« Là encore se tapira Lilith, elle trouvera le repos ». Ainsi présente la Bible de Jérusalem la première femme d’Adam, figure démoniaque car créée par de l’argile et non d’une côte de son époux comme Eve. Pour les féministes, c’est aussi une femme libre. Margaux Pastor a choisi d’utiliser ce pseudonyme pour présenter son oeuvre photographique du boudoir. Rencontre.
– Qui étais-tu avant d’être photographe?
J’adorais dessiner, écrire, être spectatrice au théâtre, à l’opéra,… mais une carrière artistique ne me semblait pas un métier d’avenir. Cela m’était souvent présenté comme une voie de garage. Je mettais donc mes rêves de côté.
Après des études à Sciences po spécialité Union européenne, j’ai mis du temps à trouver ma voie. Je n’étais pas passionnée par mon cursus mais cela m’a appris à structurer ma pensée. A la fin de mes études, je n’arrivais pas à trouver d’emploi, je suis arrivée à Paris avec pour seules ressources le RSA. Pendant des mois, je ne savais plus quoi faire de ma vie. J’ai
enchaîné les petits boulots mais moralement j’étais au plus bas. Fin 2013, j’ai gagné un concours de photo. Une petite bonne nouvelle! Mon compagnon et ma mère m’ont alors encouragée à approfondir dans ce domaine. Ils m’ont offert un appareil photo et des cours. Mes professeurs aimaient mon travail. Avec le statut d’auto entrepreneure, j’ai décidé de me lancer. Je ne connaissais personne, j’ai crée mon propre site internet, un book tout en militant dans le milieu féministe. J’ai notamment réalisé une série de photos sur les 40 ans de l’IVG. Motivé, on peut faire beaucoup de choses et la photographie m’a sauvée. Je travaille essentiellement pour des mariages ou des portraits. Même si certaines femmes me payent, je fais surtout des photos boudoir pour le plaisir.
– Quel appareil photo tu utilises principalement?
Nikon D750 avec des objectifs tels que du 50 mm, 300 mm, 35 mm. Je retouche très peu les photos.
– Pourquoi avoir choisi le nom de Lilith?

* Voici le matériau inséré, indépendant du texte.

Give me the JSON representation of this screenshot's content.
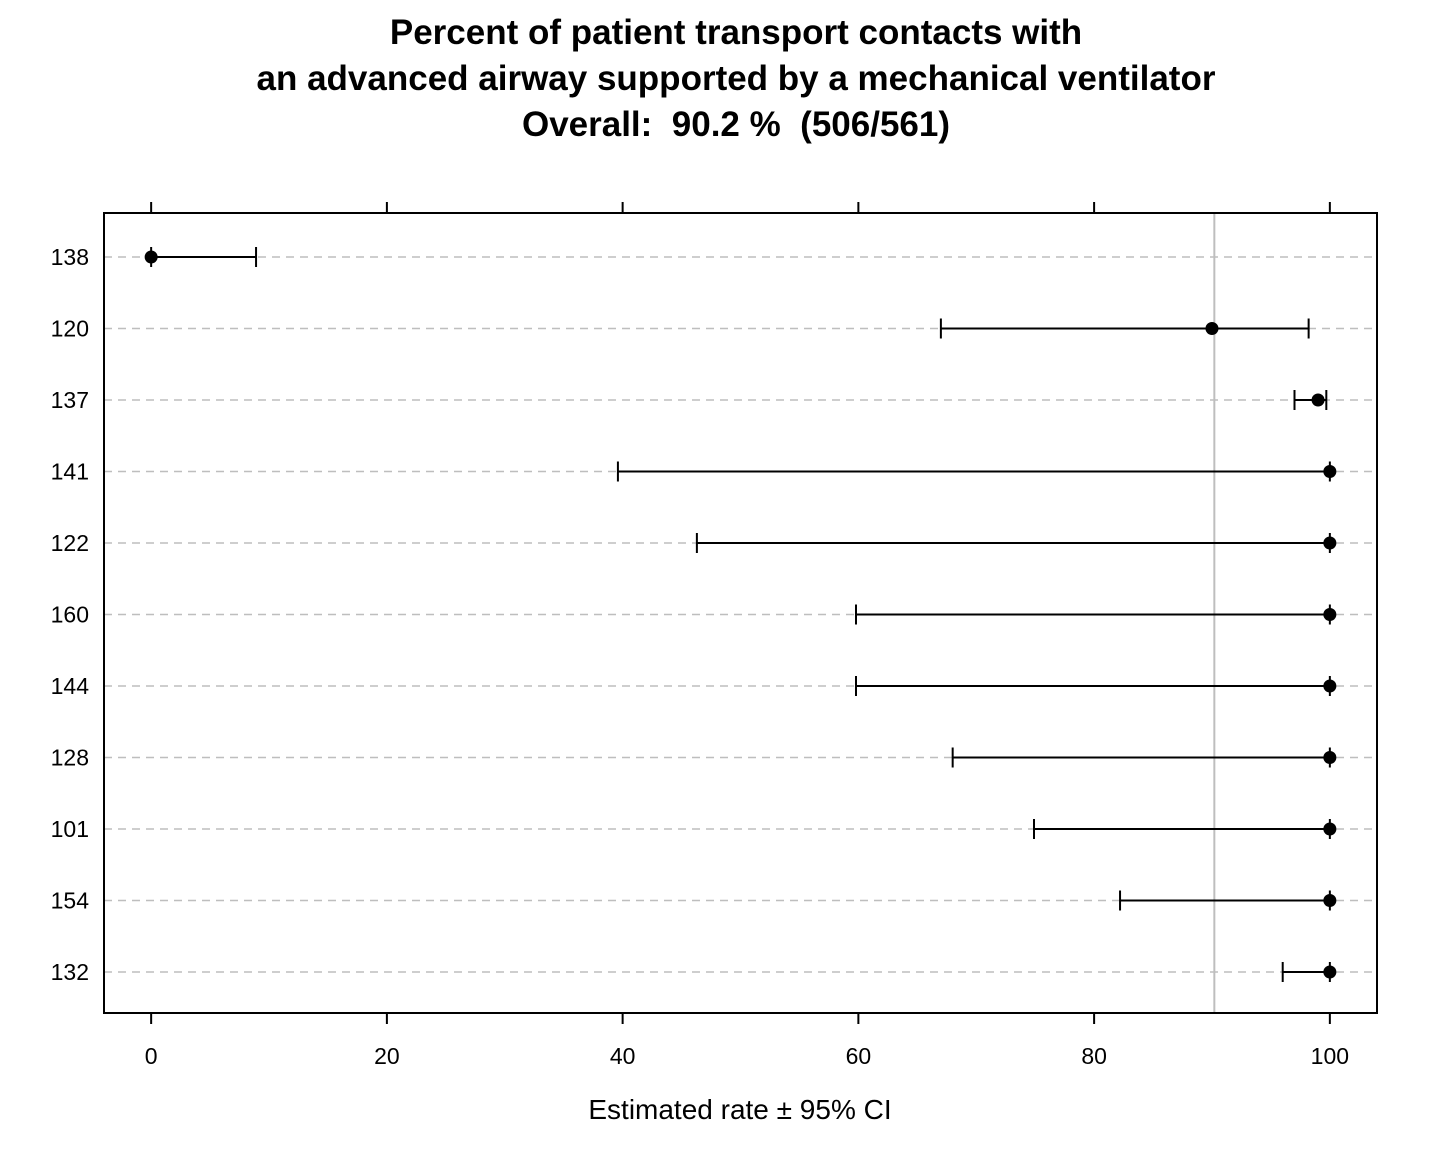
{
  "chart_data": {
    "type": "dot-whisker",
    "title_lines": [
      "Percent of patient transport contacts with",
      "an advanced airway supported by a mechanical ventilator",
      "Overall:  90.2 %  (506/561)"
    ],
    "xlabel": "Estimated rate ±  95% CI",
    "xlim": [
      -4,
      104
    ],
    "xticks": [
      0,
      20,
      40,
      60,
      80,
      100
    ],
    "reference_line": 90.2,
    "grid": "horizontal dashed",
    "categories": [
      "138",
      "120",
      "137",
      "141",
      "122",
      "160",
      "144",
      "128",
      "101",
      "154",
      "132"
    ],
    "estimate": [
      0,
      90,
      99,
      100,
      100,
      100,
      100,
      100,
      100,
      100,
      100
    ],
    "lower": [
      0,
      67,
      97,
      39.6,
      46.3,
      59.8,
      59.8,
      68,
      74.9,
      82.2,
      96
    ],
    "upper": [
      8.9,
      98.2,
      99.7,
      100,
      100,
      100,
      100,
      100,
      100,
      100,
      100
    ],
    "colors": {
      "points": "#000000",
      "grid": "#bebebe",
      "reference": "#bebebe"
    }
  }
}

C’est un choix feministe. Lilith est le personnage le plus intéressant, celle qui n’a pas voulu se soumettre. Je ne la vois pas comme démoniaque mais comme le symbole de la femme qui s’assume.
– Qu’apporte selon toi la photographique érotique féminin? Le bain, la douche, les tatouages reviennent souvent dans ton travail. Le sujet principal est-il l’intimité?
Oui. Ce genre photographique vient des Etats-Unis et est appelé l’Intimate lifestyle. C’est simple et non vulgaire.
J’aime les personnes qui arrivent à exprimer leurs émotions (regards, rires). Je n’aime pas la pose et tente de capturer le naturel. Avant chaque session, j’ai de longues conversations avec mon modèle, je suis toujours claire et je ne les trahis pas.
J’ai une amie qui était boulimique/anorexique. Le tatouage lui a permis de s’embellir, de se réapproprier son corps. Il est une volonté, un choix, un geste libre.
Le corps s’exprime et j’aime ses beautés. Mes modèles veulent avant-tout ces photos pour elles et seulement pour elles.
– Comment choisis-tu tes modèles?
Je suis d’un milieu assez pudique donc je recherche des volontaires sur les réseaux sociaux. J’ai aussi des amies féministes. J’explique la mise en scène, elles savent que c’est parfois du nu ou de la lingerie.
– Ton actualité? Des projets?
Je me concentre davantage sur le travail qui me fait vivre : la photographie de mariage. J’ai commencé également un projet qui me tient à cœur : l’Euro Feministour. Je voyage en Europe à la rencontre des féministes. J’ai déjà été en Grande-Bretagne (où j’ai été invitée à parler de mon travail au lycée français de Londres), en Italie et en Grèce. Je souhaite partir prochainement en Espagne.
Je pense aussi réaliser un tryptique en lien avec les tableaux du Caravage. Je veux les lier avec une certaine modernité et parler des inégalités femmes/hommes. La lumière m’inspire.
– Un conseil pour ceux qui souhaiteraient se lancer dans la photographie?
Ne jamais rien lâcher. J’ai tout fait toute seule. Il est très difficile de se faire connaître. Je suis impatiente, ce qui est source d’angoisse dans ce métier où tu apprends tous les jours. Il faut arriver à tenir lorsqu’il n’y a plus de demandes. L’organisation permet de mieux gérer son stress.